The pressure to improve the energy performance of older buildings will further intensify as governments tighten regulation in order to reduce greenhouse emissions and meet their net zero targets. The European office market will be affected by the requirement of a minimum EPC rating for commercial leases. In the Netherlands offices with EPC ratings below C will be deemed unlettable by next year, while the UK Government is considering implementing a minimum EPC rating B by 2030.

In the US, some cities such as New York, Washington DC, and Boston, have adopted minimum energy performance standards for commercial buildings based on the Energy Star Standard, a performance-based certification that is renewed annually. ‘Many green certifications do not track the building’s performance post certification, making it challenging to gauge true performance based on these accreditations alone. An annual assessment or reporting mechanism to track and monitor a building’s environmental credentials and health outcomes can incentivise landlords to keep improving their assets, while demonstrating to their current and prospective tenants that they are taking action. These metrics can also be used to meet the landlords’ own ESG goals.‘ says Hyon Rah, Director, ESG Consultancy, Savills US.
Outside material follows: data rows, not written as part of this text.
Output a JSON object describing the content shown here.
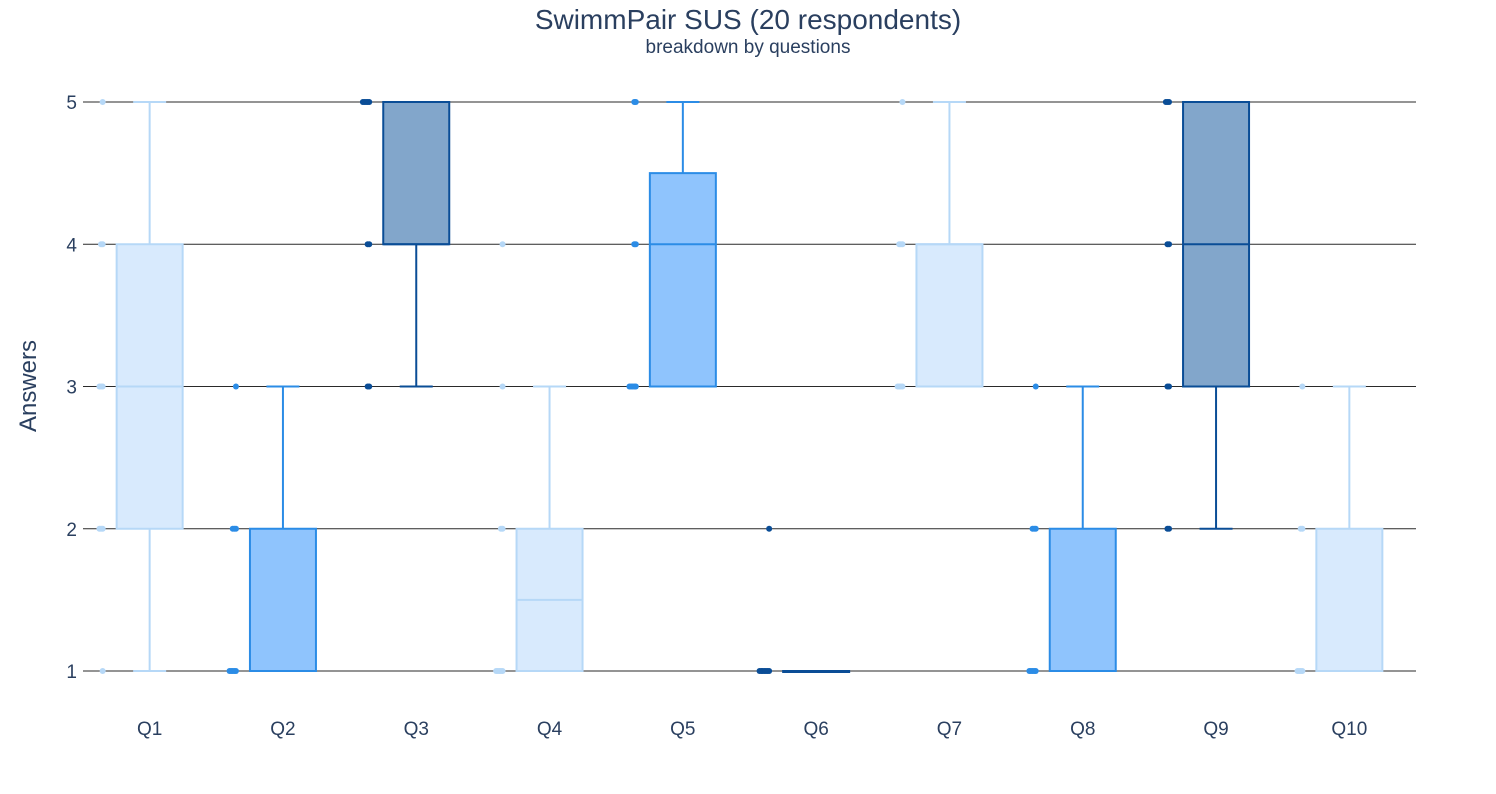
{
  "chart_data": {
    "type": "box",
    "title": "SwimmPair SUS (20 respondents)",
    "subtitle": "breakdown by questions",
    "ylabel": "Answers",
    "xlabel": "",
    "ylim": [
      0.8,
      5.2
    ],
    "yticks": [
      1,
      2,
      3,
      4,
      5
    ],
    "grid": true,
    "legend": "none",
    "categories": [
      "Q1",
      "Q2",
      "Q3",
      "Q4",
      "Q5",
      "Q6",
      "Q7",
      "Q8",
      "Q9",
      "Q10"
    ],
    "colors": {
      "light": {
        "fill": "#d8eafd",
        "line": "#b6d8f7"
      },
      "medium": {
        "fill": "#8fc4fd",
        "line": "#2b8ce6"
      },
      "dark": {
        "fill": "#82a6cb",
        "line": "#0a4d96"
      }
    },
    "series": [
      {
        "category": "Q1",
        "color": "light",
        "min": 1,
        "q1": 2,
        "median": 3,
        "q3": 4,
        "max": 5,
        "points": [
          1,
          2,
          2,
          2,
          3,
          3,
          3,
          4,
          4,
          5
        ]
      },
      {
        "category": "Q2",
        "color": "medium",
        "min": 1,
        "q1": 1,
        "median": 1,
        "q3": 2,
        "max": 3,
        "points": [
          1,
          1,
          1,
          1,
          1,
          2,
          2,
          2,
          3
        ]
      },
      {
        "category": "Q3",
        "color": "dark",
        "min": 3,
        "q1": 4,
        "median": 4,
        "q3": 5,
        "max": 5,
        "points": [
          3,
          3,
          4,
          4,
          5,
          5,
          5,
          5,
          5
        ]
      },
      {
        "category": "Q4",
        "color": "light",
        "min": 1,
        "q1": 1,
        "median": 1.5,
        "q3": 2,
        "max": 3,
        "points": [
          1,
          1,
          1,
          1,
          1,
          2,
          2,
          3,
          4
        ]
      },
      {
        "category": "Q5",
        "color": "medium",
        "min": 3,
        "q1": 3,
        "median": 4,
        "q3": 4.5,
        "max": 5,
        "points": [
          3,
          3,
          3,
          3,
          3,
          4,
          4,
          5,
          5
        ]
      },
      {
        "category": "Q6",
        "color": "dark",
        "min": 1,
        "q1": 1,
        "median": 1,
        "q3": 1,
        "max": 1,
        "points": [
          1,
          1,
          1,
          1,
          1,
          1,
          1,
          2
        ]
      },
      {
        "category": "Q7",
        "color": "light",
        "min": 3,
        "q1": 3,
        "median": 4,
        "q3": 4,
        "max": 5,
        "points": [
          3,
          3,
          3,
          3,
          4,
          4,
          4,
          5
        ]
      },
      {
        "category": "Q8",
        "color": "medium",
        "min": 1,
        "q1": 1,
        "median": 1,
        "q3": 2,
        "max": 3,
        "points": [
          1,
          1,
          1,
          1,
          1,
          2,
          2,
          2,
          3
        ]
      },
      {
        "category": "Q9",
        "color": "dark",
        "min": 2,
        "q1": 3,
        "median": 4,
        "q3": 5,
        "max": 5,
        "points": [
          2,
          2,
          3,
          3,
          4,
          4,
          5,
          5,
          5
        ]
      },
      {
        "category": "Q10",
        "color": "light",
        "min": 1,
        "q1": 1,
        "median": 1,
        "q3": 2,
        "max": 3,
        "points": [
          1,
          1,
          1,
          1,
          2,
          2,
          3
        ]
      }
    ]
  }
}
The above-mentioned regulations are likely to accelerate renovation and retrofitting initiatives by investors and landlords who want to alleviate the risk of stranded assets in their portfolios. The challenge to meet the ‘green office’ deficit is enormous. Energy performance regulations have been introduced gradually and at different speed across the 20 cities we monitor. With 2010 as a reference year, we calculated that more than 70% of the office stock was built before this date, corresponding to about 1.9 bn square feet (175 millon square metres).

 

 

‘Green office’ deficit index

Our ‘green office’ deficit index ranks the cities based on: the volume of existing certified offices, volume of dated office stock (built before 2010), new supply ratio for the next two years, level of availability, and employment growth prospects.

The city with the highest challenge is Los Angeles, with 95% of its stock built prior to 2010 and only 13% of the stock green certified (BREEAM, LEED, WELL). Despite its high availability ratio of 25.1%, tenants are likely to be left with very little choice of energy efficient buildings due to extremely low new construction activity. Frankfurt and Madrid follow with a development pipeline that could only satisfy three to six months equivalent of occupier needs for space. Seoul is another market which is going to witness a drop in construction activity over the next two years. New supply corresponds to only about seven months of typical take-up and 70% of its stock built before 2010.

Overall, landlords will need to step up their efforts across all cities in order to meet the sustainability prerequisites, or else their assets may not be lettable and lose their value rapidly. This is important for occupiers as well, as they try to entice workers back into the office and gain a competitive edge in attracting and retaining top talent.